Last week in North Carolina, a 3-year-old boy wanders off from his grandmother’s backyard. He gets lost. A search party goes out to look for him, but they can’t find him. Two days later, the little boy suddenly shows up. He is found about 90 yards away from his home. He is in good health, no frost bite, no hyperthermia, even though the child spent two nights in 19F degree weather. The little boy tells a tale of a bear protecting him and keeping him warm.
That’s an extraordinary story. Do bears really do things like that? Well, according to social media yes, they do. And typical of animal lovers most began to anthropomorphize the bear. One person on Facebook even cited a book “The Bear That Heard Crying” by Natalie Kinsey-Warnock, Helen Kinsey.

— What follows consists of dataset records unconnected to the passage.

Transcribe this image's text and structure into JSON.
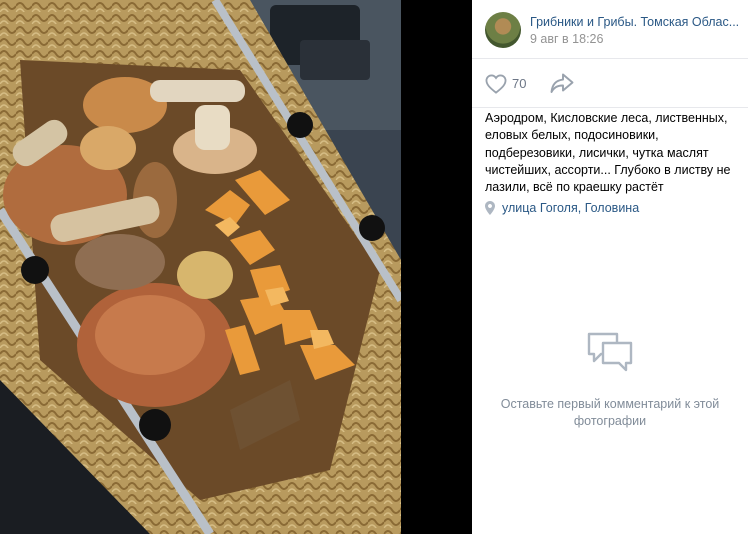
{
  "group": {
    "name": "Грибники и Грибы. Томская Облас...",
    "date": "9 авг в 18:26"
  },
  "actions": {
    "like_icon": "heart-icon",
    "like_count": "70",
    "share_icon": "share-arrow-icon"
  },
  "caption": "Аэродром, Кисловские леса, лиственных, еловых белых, подосиновики, подберезовики, лисички, чутка маслят чистейших, ассорти... Глубоко в листву не лазили, всё по краешку растёт",
  "location": {
    "icon": "map-pin-icon",
    "text": "улица Гоголя, Головина"
  },
  "comments": {
    "icon": "comment-bubbles-icon",
    "empty_text": "Оставьте первый комментарий к этой фотографии"
  },
  "colors": {
    "link": "#2a5885",
    "muted": "#939393",
    "icon_gray": "#aeb7c2",
    "photo_bg": "#000000"
  }
}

The book description is “A fictionalized retelling of the true story of three-year-old Sarah Whitcher, who, in 1783, became lost in the woods of New Hampshire and was protected by a bear until her rescue four days later.”

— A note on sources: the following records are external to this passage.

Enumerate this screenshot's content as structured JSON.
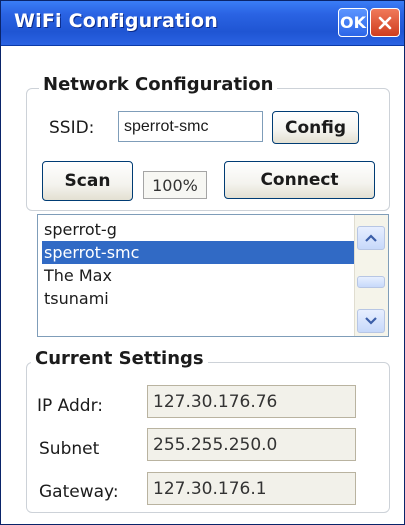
{
  "window": {
    "title": "WiFi Configuration",
    "ok_label": "OK"
  },
  "network": {
    "group_label": "Network Configuration",
    "ssid_label": "SSID:",
    "ssid_value": "sperrot-smc",
    "config_label": "Config",
    "scan_label": "Scan",
    "progress": "100%",
    "connect_label": "Connect"
  },
  "networks": {
    "items": [
      "sperrot-g",
      "sperrot-smc",
      "The Max",
      "tsunami"
    ],
    "selected": "sperrot-smc"
  },
  "current": {
    "group_label": "Current Settings",
    "ip_label": "IP Addr:",
    "ip_value": "127.30.176.76",
    "subnet_label": "Subnet",
    "subnet_value": "255.255.250.0",
    "gateway_label": "Gateway:",
    "gateway_value": "127.30.176.1"
  },
  "icons": {
    "ok": "ok-button",
    "close": "close-icon",
    "scroll_up": "chevron-up-icon",
    "scroll_down": "chevron-down-icon"
  },
  "colors": {
    "titlebar": "#2a63e3",
    "selection": "#316ac5",
    "close_button": "#cf3d1f"
  }
}
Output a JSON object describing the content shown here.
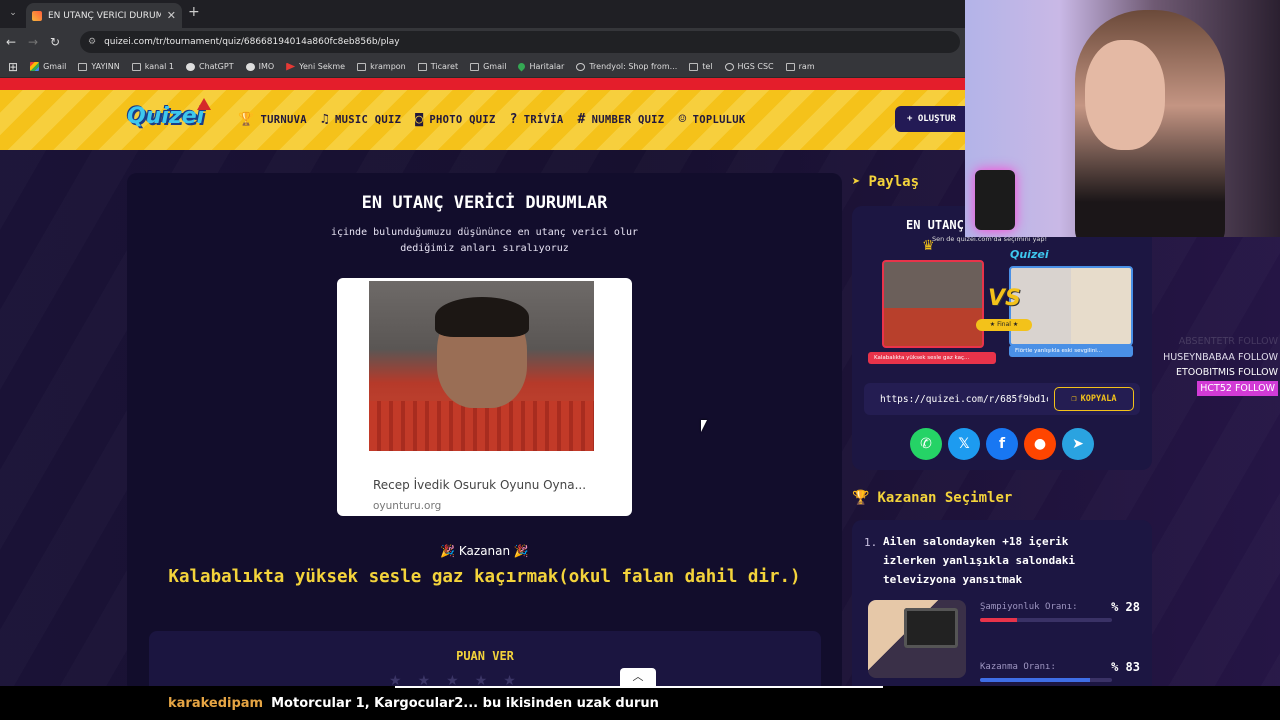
{
  "browser": {
    "tab_title": "EN UTANÇ VERİCİ DURUMLAR",
    "url": "quizei.com/tr/tournament/quiz/68668194014a860fc8eb856b/play",
    "bookmarks": [
      "Gmail",
      "YAYINN",
      "kanal 1",
      "ChatGPT",
      "IMO",
      "Yeni Sekme",
      "krampon",
      "Ticaret",
      "Gmail",
      "Haritalar",
      "Trendyol: Shop from...",
      "tel",
      "HGS CSC",
      "ram"
    ]
  },
  "site": {
    "logo": "Quizei",
    "nav": [
      "TURNUVA",
      "MUSIC QUIZ",
      "PHOTO QUIZ",
      "TRİVİA",
      "NUMBER QUIZ",
      "TOPLULUK"
    ],
    "create_label": "+ OLUŞTUR"
  },
  "quiz": {
    "title": "EN UTANÇ VERİCİ DURUMLAR",
    "description": "içinde bulunduğumuzu düşününce en utanç verici olur dediğimiz anları sıralıyoruz",
    "image_caption": "Recep İvedik Osuruk Oyunu Oyna...",
    "image_source": "oyunturu.org",
    "winner_label": "🎉  Kazanan  🎉",
    "winner_text": "Kalabalıkta yüksek sesle gaz kaçırmak(okul falan dahil dir.)",
    "rate_title": "PUAN VER"
  },
  "share": {
    "title": "Paylaş",
    "card_title": "EN UTANÇ",
    "card_sub": "Sen de quizei.com'da seçimini yap!",
    "card_logo": "Quizei",
    "card_final": "★ Final ★",
    "left_caption": "Kalabalıkta yüksek sesle gaz kaç...",
    "right_caption": "Flörtle yanlışıkla eski sevgilini...",
    "left_image_caption": "Recep İvedik Osuruk Oyunu Oyna...",
    "link": "https://quizei.com/r/685f9bd1c",
    "copy_label": "KOPYALA"
  },
  "winners": {
    "title": "Kazanan Seçimler",
    "items": [
      {
        "rank": "1.",
        "text": "Ailen salondayken +18 içerik izlerken yanlışıkla salondaki televizyona yansıtmak",
        "champ_label": "Şampiyonluk Oranı:",
        "champ_value": "% 28",
        "champ_pct": 28,
        "win_label": "Kazanma Oranı:",
        "win_value": "% 83",
        "win_pct": 83
      }
    ]
  },
  "overlay": {
    "follows": [
      {
        "name": "ABSENTETR",
        "action": "FOLLOW"
      },
      {
        "name": "HUSEYNBABAA",
        "action": "FOLLOW"
      },
      {
        "name": "ETOOBITMIS",
        "action": "FOLLOW"
      },
      {
        "name": "HCT52",
        "action": "FOLLOW"
      }
    ],
    "chat_user": "karakedipam",
    "chat_message": "Motorcular 1, Kargocular2... bu ikisinden uzak durun"
  },
  "colors": {
    "accent_yellow": "#f3d33b",
    "nav_yellow": "#f5c21a",
    "panel_bg": "#120d2c",
    "red": "#e41e2b",
    "champ_bar": "#e8334a",
    "win_bar": "#3f6ee6"
  }
}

Well, that was a long time ago.
The 3-year-old boy who spent two days lost in the woods of eastern North Carolina tells his family he “hung out with a bear” for companionship while hundreds of people searched frantically in cold and rainy weather to find him.
His aunt, Breanna Hathaway, shared that revelation on Facebook Friday morning, adding that Casey “is healthy, smiling, and talking” after being found late Thursday night. The post has gotten more than 500 comments and 2,100 shares through the day.

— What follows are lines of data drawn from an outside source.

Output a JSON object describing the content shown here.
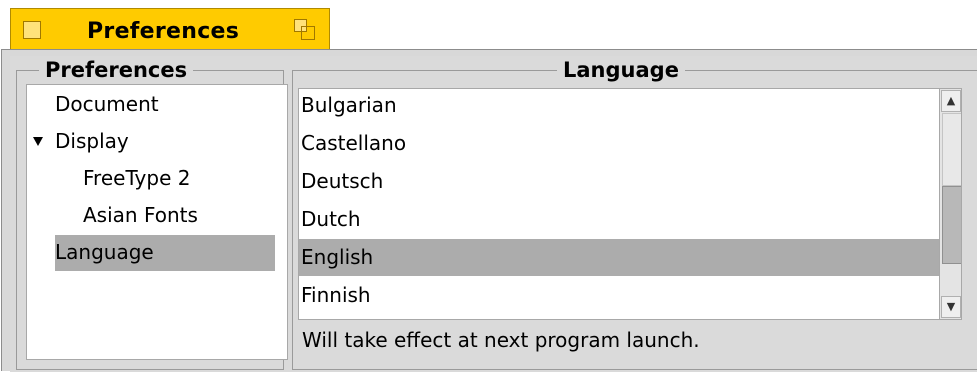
{
  "window": {
    "title": "Preferences"
  },
  "left_panel": {
    "title": "Preferences",
    "items": [
      {
        "label": "Document",
        "indent": 0,
        "expanded": false,
        "selected": false
      },
      {
        "label": "Display",
        "indent": 0,
        "expanded": true,
        "selected": false
      },
      {
        "label": "FreeType 2",
        "indent": 1,
        "expanded": false,
        "selected": false
      },
      {
        "label": "Asian Fonts",
        "indent": 1,
        "expanded": false,
        "selected": false
      },
      {
        "label": "Language",
        "indent": 0,
        "expanded": false,
        "selected": true
      }
    ]
  },
  "right_panel": {
    "title": "Language",
    "languages": [
      {
        "label": "Bulgarian",
        "selected": false
      },
      {
        "label": "Castellano",
        "selected": false
      },
      {
        "label": "Deutsch",
        "selected": false
      },
      {
        "label": "Dutch",
        "selected": false
      },
      {
        "label": "English",
        "selected": true
      },
      {
        "label": "Finnish",
        "selected": false
      }
    ],
    "scroll_fraction": 0.4,
    "note": "Will take effect at next program launch."
  },
  "colors": {
    "tab_yellow": "#ffcb00",
    "selection_gray": "#acacac",
    "panel_gray": "#dadada"
  },
  "icons": {
    "close": "close-box-icon",
    "zoom": "zoom-box-icon",
    "expand": "disclosure-triangle-icon",
    "scroll_up": "scroll-up-arrow-icon",
    "scroll_down": "scroll-down-arrow-icon"
  }
}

“He said he hung out with a bear for two days,” she posted. “God sent him a friend to keep him safe. God is (a) good God. Miracles do happen.”
I did a little more digging into the story. What I found on social media were the locals who know the family. They speculated that a mentally disabled man named Bear who lives near the boy’s family may be “the bear” the child is referring to. “Show the boy a picture of a bear and a picture of the man named Bear and let’s see who the boy picks out,” says one poster.
Good idea. Perhaps, the police have thought of that. But, whatever the case, there’s more to this story than a wild bear snuggling a human child warm on those cold, rainy nights.